Von Robin Voss
Die SPD wird oft
in den Medien stark kritisiert: Unser Kanzlerkandidat sei
unglaubwürdig, sein Kompetenzteam sei reiner Parteiproporz, Steinbrück
habe das verloren, was ihn ausmachte: Seine (selbstsogenannte)
Beinfreiheit. Die SPD wäre verstritten, handlungsunfähig, nicht in der
Lage eine Regierung zu führen.
Diese Aussage halte ich für ausgemachten Blödsinn.
Wir
stehen geschlossen zusammen. Selbst Partei-Linke stehen hinter unserem
Kandidaten. Unser Programm gibt die richtigen Antworten. Diese sind
sogar so gut, dass die CDU sie übernimmt. Darauf kann man stolz sein!
Eigentlich kann man die Christdemokraten nur beglückwünschen, dass sie
Einsicht zeigen. Doch das Original gibt es nur bei uns.
Das
Kompetenzteam ist gut. Mit Karl Lauterbach und Manuela Schwesig hat
Steinbrück eine großartige Wahl getroffen, der Zwist mit dem
Agendakritiker Wiesehügel ist von den Medien ausgedacht. Ich kenne die
SPD nur als die Partei, die über jeden Punkt hart ringt und immer
streitet. Aber an Konferenzparties wird dennoch miteinander ein Bier
getrunken und gelacht. Fair im Umgang miteinander, hart in den Debatten
um Inhalte. So muss das sein.
Ich bin erst seit 1. Oktober 2010
Mitglied der SPD, deswegen sind meine Einschätzungen hier rein
subjektiv.

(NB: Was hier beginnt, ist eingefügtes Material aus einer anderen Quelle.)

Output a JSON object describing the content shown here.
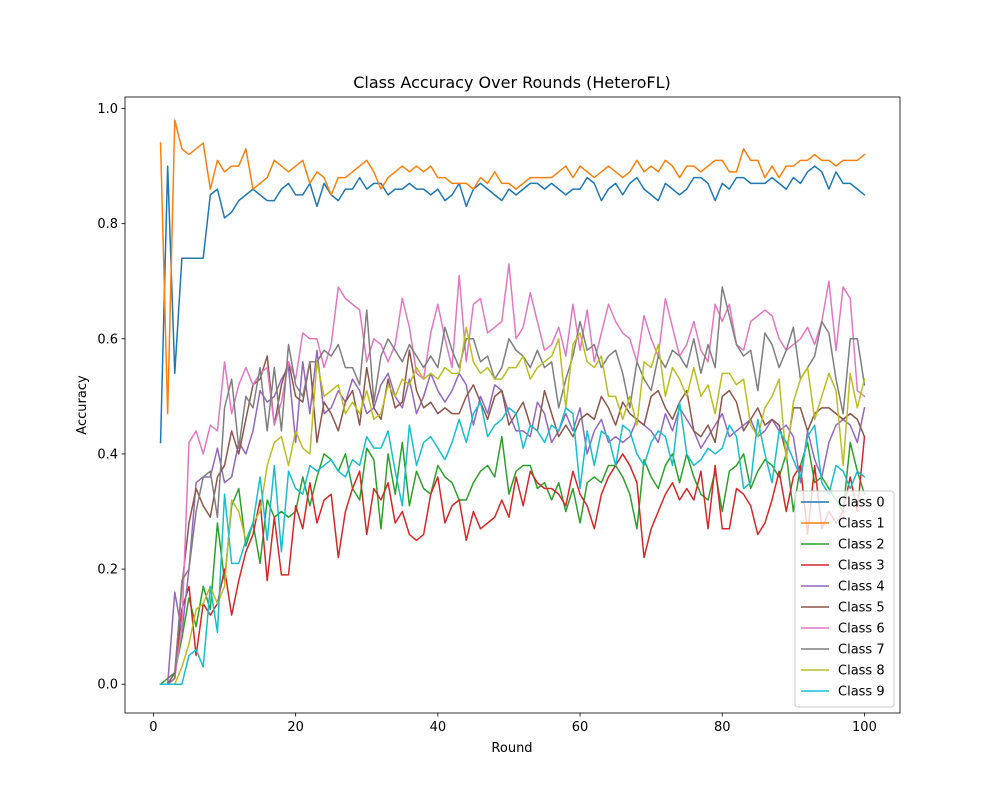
{
  "chart_data": {
    "type": "line",
    "title": "Class Accuracy Over Rounds (HeteroFL)",
    "xlabel": "Round",
    "ylabel": "Accuracy",
    "xlim": [
      -4,
      105
    ],
    "ylim": [
      -0.05,
      1.02
    ],
    "xticks": [
      0,
      20,
      40,
      60,
      80,
      100
    ],
    "yticks": [
      0.0,
      0.2,
      0.4,
      0.6,
      0.8,
      1.0
    ],
    "xtick_labels": [
      "0",
      "20",
      "40",
      "60",
      "80",
      "100"
    ],
    "ytick_labels": [
      "0.0",
      "0.2",
      "0.4",
      "0.6",
      "0.8",
      "1.0"
    ],
    "grid": false,
    "legend_position": "lower right",
    "x": [
      1,
      2,
      3,
      4,
      5,
      6,
      7,
      8,
      9,
      10,
      11,
      12,
      13,
      14,
      15,
      16,
      17,
      18,
      19,
      20,
      21,
      22,
      23,
      24,
      25,
      26,
      27,
      28,
      29,
      30,
      31,
      32,
      33,
      34,
      35,
      36,
      37,
      38,
      39,
      40,
      41,
      42,
      43,
      44,
      45,
      46,
      47,
      48,
      49,
      50,
      51,
      52,
      53,
      54,
      55,
      56,
      57,
      58,
      59,
      60,
      61,
      62,
      63,
      64,
      65,
      66,
      67,
      68,
      69,
      70,
      71,
      72,
      73,
      74,
      75,
      76,
      77,
      78,
      79,
      80,
      81,
      82,
      83,
      84,
      85,
      86,
      87,
      88,
      89,
      90,
      91,
      92,
      93,
      94,
      95,
      96,
      97,
      98,
      99,
      100
    ],
    "series": [
      {
        "name": "Class 0",
        "color": "#1f77b4",
        "values": [
          0.42,
          0.9,
          0.54,
          0.74,
          0.74,
          0.74,
          0.74,
          0.85,
          0.86,
          0.81,
          0.82,
          0.84,
          0.85,
          0.86,
          0.85,
          0.84,
          0.84,
          0.86,
          0.87,
          0.85,
          0.85,
          0.87,
          0.83,
          0.87,
          0.85,
          0.84,
          0.86,
          0.86,
          0.88,
          0.86,
          0.87,
          0.87,
          0.85,
          0.86,
          0.86,
          0.87,
          0.86,
          0.86,
          0.85,
          0.86,
          0.84,
          0.85,
          0.87,
          0.83,
          0.86,
          0.87,
          0.86,
          0.85,
          0.84,
          0.86,
          0.85,
          0.86,
          0.87,
          0.87,
          0.86,
          0.87,
          0.86,
          0.85,
          0.86,
          0.86,
          0.88,
          0.87,
          0.84,
          0.86,
          0.87,
          0.85,
          0.87,
          0.88,
          0.86,
          0.85,
          0.84,
          0.87,
          0.86,
          0.85,
          0.86,
          0.88,
          0.88,
          0.87,
          0.84,
          0.87,
          0.86,
          0.88,
          0.88,
          0.87,
          0.87,
          0.87,
          0.88,
          0.87,
          0.86,
          0.88,
          0.87,
          0.89,
          0.9,
          0.89,
          0.86,
          0.89,
          0.87,
          0.87,
          0.86,
          0.85
        ]
      },
      {
        "name": "Class 1",
        "color": "#ff7f0e",
        "values": [
          0.94,
          0.47,
          0.98,
          0.93,
          0.92,
          0.93,
          0.94,
          0.86,
          0.91,
          0.89,
          0.9,
          0.9,
          0.93,
          0.86,
          0.87,
          0.88,
          0.91,
          0.9,
          0.89,
          0.9,
          0.91,
          0.87,
          0.89,
          0.88,
          0.85,
          0.88,
          0.88,
          0.89,
          0.9,
          0.91,
          0.89,
          0.86,
          0.88,
          0.89,
          0.9,
          0.89,
          0.9,
          0.89,
          0.9,
          0.88,
          0.88,
          0.87,
          0.87,
          0.87,
          0.86,
          0.88,
          0.87,
          0.89,
          0.87,
          0.87,
          0.86,
          0.87,
          0.88,
          0.88,
          0.88,
          0.88,
          0.89,
          0.9,
          0.88,
          0.9,
          0.89,
          0.88,
          0.89,
          0.9,
          0.89,
          0.88,
          0.89,
          0.91,
          0.89,
          0.9,
          0.89,
          0.91,
          0.9,
          0.88,
          0.9,
          0.9,
          0.89,
          0.9,
          0.91,
          0.91,
          0.89,
          0.89,
          0.93,
          0.91,
          0.91,
          0.88,
          0.9,
          0.88,
          0.9,
          0.9,
          0.91,
          0.91,
          0.92,
          0.91,
          0.91,
          0.9,
          0.91,
          0.91,
          0.91,
          0.92
        ]
      },
      {
        "name": "Class 2",
        "color": "#2ca02c",
        "values": [
          0.0,
          0.01,
          0.02,
          0.08,
          0.15,
          0.1,
          0.17,
          0.13,
          0.28,
          0.18,
          0.31,
          0.34,
          0.24,
          0.28,
          0.21,
          0.32,
          0.29,
          0.3,
          0.29,
          0.3,
          0.36,
          0.31,
          0.36,
          0.4,
          0.39,
          0.37,
          0.4,
          0.34,
          0.32,
          0.41,
          0.39,
          0.27,
          0.4,
          0.33,
          0.42,
          0.31,
          0.37,
          0.34,
          0.33,
          0.38,
          0.36,
          0.35,
          0.32,
          0.32,
          0.35,
          0.37,
          0.38,
          0.36,
          0.43,
          0.33,
          0.37,
          0.38,
          0.38,
          0.34,
          0.35,
          0.32,
          0.35,
          0.3,
          0.34,
          0.28,
          0.35,
          0.36,
          0.35,
          0.38,
          0.38,
          0.36,
          0.33,
          0.27,
          0.39,
          0.36,
          0.34,
          0.38,
          0.4,
          0.35,
          0.4,
          0.36,
          0.33,
          0.32,
          0.37,
          0.3,
          0.37,
          0.38,
          0.4,
          0.34,
          0.37,
          0.39,
          0.38,
          0.36,
          0.4,
          0.3,
          0.38,
          0.42,
          0.35,
          0.36,
          0.34,
          0.32,
          0.3,
          0.42,
          0.37,
          0.33
        ]
      },
      {
        "name": "Class 3",
        "color": "#d62728",
        "values": [
          0.0,
          0.0,
          0.01,
          0.13,
          0.17,
          0.05,
          0.14,
          0.12,
          0.14,
          0.2,
          0.12,
          0.18,
          0.23,
          0.26,
          0.32,
          0.18,
          0.29,
          0.19,
          0.19,
          0.31,
          0.27,
          0.35,
          0.28,
          0.32,
          0.33,
          0.22,
          0.3,
          0.34,
          0.37,
          0.26,
          0.34,
          0.32,
          0.35,
          0.28,
          0.3,
          0.26,
          0.25,
          0.26,
          0.33,
          0.36,
          0.28,
          0.31,
          0.32,
          0.25,
          0.3,
          0.27,
          0.28,
          0.29,
          0.32,
          0.29,
          0.36,
          0.31,
          0.37,
          0.35,
          0.34,
          0.34,
          0.33,
          0.31,
          0.37,
          0.33,
          0.31,
          0.27,
          0.33,
          0.36,
          0.38,
          0.4,
          0.38,
          0.35,
          0.22,
          0.27,
          0.3,
          0.33,
          0.35,
          0.32,
          0.34,
          0.32,
          0.37,
          0.27,
          0.38,
          0.27,
          0.27,
          0.34,
          0.33,
          0.31,
          0.26,
          0.28,
          0.32,
          0.37,
          0.3,
          0.36,
          0.38,
          0.26,
          0.38,
          0.27,
          0.3,
          0.28,
          0.3,
          0.36,
          0.3,
          0.43
        ]
      },
      {
        "name": "Class 4",
        "color": "#9467bd",
        "values": [
          0.0,
          0.0,
          0.16,
          0.09,
          0.2,
          0.35,
          0.36,
          0.36,
          0.41,
          0.35,
          0.36,
          0.42,
          0.4,
          0.44,
          0.51,
          0.49,
          0.5,
          0.53,
          0.55,
          0.42,
          0.56,
          0.47,
          0.58,
          0.47,
          0.48,
          0.51,
          0.49,
          0.53,
          0.51,
          0.47,
          0.48,
          0.52,
          0.54,
          0.5,
          0.48,
          0.53,
          0.47,
          0.5,
          0.54,
          0.51,
          0.49,
          0.51,
          0.54,
          0.52,
          0.45,
          0.5,
          0.47,
          0.52,
          0.51,
          0.47,
          0.44,
          0.44,
          0.43,
          0.49,
          0.47,
          0.42,
          0.44,
          0.47,
          0.44,
          0.48,
          0.4,
          0.44,
          0.46,
          0.42,
          0.43,
          0.42,
          0.43,
          0.46,
          0.45,
          0.44,
          0.42,
          0.47,
          0.44,
          0.48,
          0.46,
          0.44,
          0.41,
          0.43,
          0.45,
          0.47,
          0.43,
          0.44,
          0.45,
          0.46,
          0.43,
          0.44,
          0.46,
          0.44,
          0.45,
          0.43,
          0.35,
          0.44,
          0.39,
          0.36,
          0.42,
          0.45,
          0.46,
          0.45,
          0.42,
          0.48
        ]
      },
      {
        "name": "Class 5",
        "color": "#8c564b",
        "values": [
          0.0,
          0.0,
          0.02,
          0.17,
          0.28,
          0.34,
          0.31,
          0.29,
          0.36,
          0.38,
          0.44,
          0.4,
          0.46,
          0.52,
          0.53,
          0.57,
          0.45,
          0.52,
          0.56,
          0.5,
          0.49,
          0.56,
          0.42,
          0.49,
          0.47,
          0.44,
          0.49,
          0.51,
          0.45,
          0.55,
          0.48,
          0.46,
          0.53,
          0.48,
          0.49,
          0.58,
          0.51,
          0.48,
          0.49,
          0.47,
          0.48,
          0.47,
          0.47,
          0.5,
          0.52,
          0.49,
          0.46,
          0.5,
          0.51,
          0.45,
          0.47,
          0.49,
          0.45,
          0.44,
          0.51,
          0.47,
          0.43,
          0.45,
          0.43,
          0.46,
          0.47,
          0.46,
          0.5,
          0.48,
          0.45,
          0.49,
          0.47,
          0.46,
          0.45,
          0.5,
          0.51,
          0.48,
          0.46,
          0.49,
          0.51,
          0.44,
          0.43,
          0.45,
          0.42,
          0.5,
          0.51,
          0.49,
          0.44,
          0.46,
          0.48,
          0.45,
          0.46,
          0.45,
          0.4,
          0.48,
          0.48,
          0.44,
          0.47,
          0.48,
          0.48,
          0.47,
          0.46,
          0.47,
          0.46,
          0.43
        ]
      },
      {
        "name": "Class 6",
        "color": "#e377c2",
        "values": [
          0.0,
          0.0,
          0.01,
          0.1,
          0.42,
          0.44,
          0.4,
          0.45,
          0.44,
          0.56,
          0.47,
          0.52,
          0.55,
          0.52,
          0.54,
          0.55,
          0.45,
          0.49,
          0.56,
          0.53,
          0.61,
          0.6,
          0.6,
          0.55,
          0.59,
          0.69,
          0.67,
          0.66,
          0.65,
          0.56,
          0.6,
          0.59,
          0.56,
          0.59,
          0.67,
          0.62,
          0.54,
          0.53,
          0.61,
          0.66,
          0.6,
          0.55,
          0.71,
          0.56,
          0.66,
          0.67,
          0.61,
          0.62,
          0.63,
          0.73,
          0.6,
          0.62,
          0.68,
          0.63,
          0.58,
          0.59,
          0.62,
          0.57,
          0.66,
          0.58,
          0.65,
          0.56,
          0.61,
          0.66,
          0.63,
          0.61,
          0.6,
          0.56,
          0.64,
          0.6,
          0.57,
          0.67,
          0.62,
          0.57,
          0.59,
          0.63,
          0.58,
          0.56,
          0.66,
          0.63,
          0.66,
          0.59,
          0.58,
          0.63,
          0.64,
          0.65,
          0.64,
          0.6,
          0.58,
          0.59,
          0.6,
          0.62,
          0.59,
          0.63,
          0.7,
          0.58,
          0.69,
          0.67,
          0.51,
          0.5
        ]
      },
      {
        "name": "Class 7",
        "color": "#7f7f7f",
        "values": [
          0.0,
          0.0,
          0.01,
          0.18,
          0.2,
          0.3,
          0.36,
          0.37,
          0.29,
          0.48,
          0.53,
          0.41,
          0.5,
          0.48,
          0.55,
          0.44,
          0.55,
          0.44,
          0.59,
          0.52,
          0.5,
          0.56,
          0.56,
          0.58,
          0.57,
          0.59,
          0.55,
          0.55,
          0.52,
          0.65,
          0.49,
          0.57,
          0.6,
          0.58,
          0.56,
          0.59,
          0.57,
          0.55,
          0.57,
          0.55,
          0.62,
          0.58,
          0.55,
          0.6,
          0.6,
          0.56,
          0.57,
          0.53,
          0.55,
          0.6,
          0.58,
          0.57,
          0.55,
          0.58,
          0.55,
          0.56,
          0.48,
          0.53,
          0.57,
          0.63,
          0.58,
          0.59,
          0.55,
          0.57,
          0.58,
          0.54,
          0.48,
          0.56,
          0.53,
          0.51,
          0.57,
          0.55,
          0.58,
          0.57,
          0.55,
          0.6,
          0.54,
          0.59,
          0.55,
          0.69,
          0.64,
          0.59,
          0.57,
          0.58,
          0.51,
          0.61,
          0.59,
          0.55,
          0.58,
          0.62,
          0.53,
          0.55,
          0.57,
          0.63,
          0.61,
          0.53,
          0.47,
          0.6,
          0.6,
          0.52
        ]
      },
      {
        "name": "Class 8",
        "color": "#bcbd22",
        "values": [
          0.0,
          0.0,
          0.0,
          0.03,
          0.07,
          0.13,
          0.14,
          0.17,
          0.14,
          0.17,
          0.32,
          0.3,
          0.25,
          0.28,
          0.3,
          0.38,
          0.42,
          0.43,
          0.38,
          0.44,
          0.41,
          0.4,
          0.56,
          0.5,
          0.51,
          0.52,
          0.47,
          0.49,
          0.47,
          0.51,
          0.46,
          0.47,
          0.52,
          0.5,
          0.53,
          0.52,
          0.55,
          0.53,
          0.54,
          0.53,
          0.55,
          0.54,
          0.54,
          0.62,
          0.56,
          0.54,
          0.55,
          0.53,
          0.53,
          0.55,
          0.55,
          0.57,
          0.53,
          0.55,
          0.56,
          0.57,
          0.6,
          0.48,
          0.59,
          0.61,
          0.56,
          0.55,
          0.57,
          0.5,
          0.5,
          0.46,
          0.5,
          0.45,
          0.56,
          0.55,
          0.59,
          0.5,
          0.55,
          0.53,
          0.5,
          0.55,
          0.5,
          0.52,
          0.47,
          0.54,
          0.54,
          0.52,
          0.53,
          0.45,
          0.43,
          0.48,
          0.5,
          0.53,
          0.39,
          0.49,
          0.53,
          0.55,
          0.46,
          0.5,
          0.54,
          0.51,
          0.38,
          0.54,
          0.48,
          0.53
        ]
      },
      {
        "name": "Class 9",
        "color": "#17becf",
        "values": [
          0.0,
          0.0,
          0.0,
          0.0,
          0.05,
          0.06,
          0.03,
          0.17,
          0.09,
          0.33,
          0.21,
          0.21,
          0.25,
          0.28,
          0.36,
          0.25,
          0.38,
          0.23,
          0.37,
          0.34,
          0.33,
          0.38,
          0.37,
          0.38,
          0.39,
          0.37,
          0.36,
          0.39,
          0.38,
          0.43,
          0.41,
          0.41,
          0.44,
          0.37,
          0.31,
          0.45,
          0.38,
          0.42,
          0.43,
          0.41,
          0.39,
          0.42,
          0.46,
          0.42,
          0.47,
          0.49,
          0.43,
          0.45,
          0.46,
          0.48,
          0.47,
          0.41,
          0.45,
          0.44,
          0.42,
          0.45,
          0.44,
          0.48,
          0.47,
          0.34,
          0.44,
          0.38,
          0.44,
          0.43,
          0.38,
          0.45,
          0.44,
          0.4,
          0.38,
          0.42,
          0.44,
          0.43,
          0.38,
          0.49,
          0.4,
          0.38,
          0.39,
          0.41,
          0.4,
          0.41,
          0.45,
          0.43,
          0.34,
          0.35,
          0.46,
          0.4,
          0.35,
          0.44,
          0.42,
          0.39,
          0.36,
          0.43,
          0.45,
          0.35,
          0.33,
          0.38,
          0.37,
          0.34,
          0.37,
          0.36
        ]
      }
    ]
  }
}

Ich weiss nicht wie die Lage der Partei vor diesem Zeitpunkt
war, dennoch glaube ich aus der jüngsten Parteigeschichte eines
herauslesen zu können: Wenn man sich ansieht, wie die SPD nach
der Wahl"niederlage" 2005 (welche eigentlich eine Wahlniederlage der
Grünen war) sich verhalten hat, dann ist eines ersichtlich: Es war die
Zeit, in der man nach der Ära Schröder nach sich selbst suchen musste.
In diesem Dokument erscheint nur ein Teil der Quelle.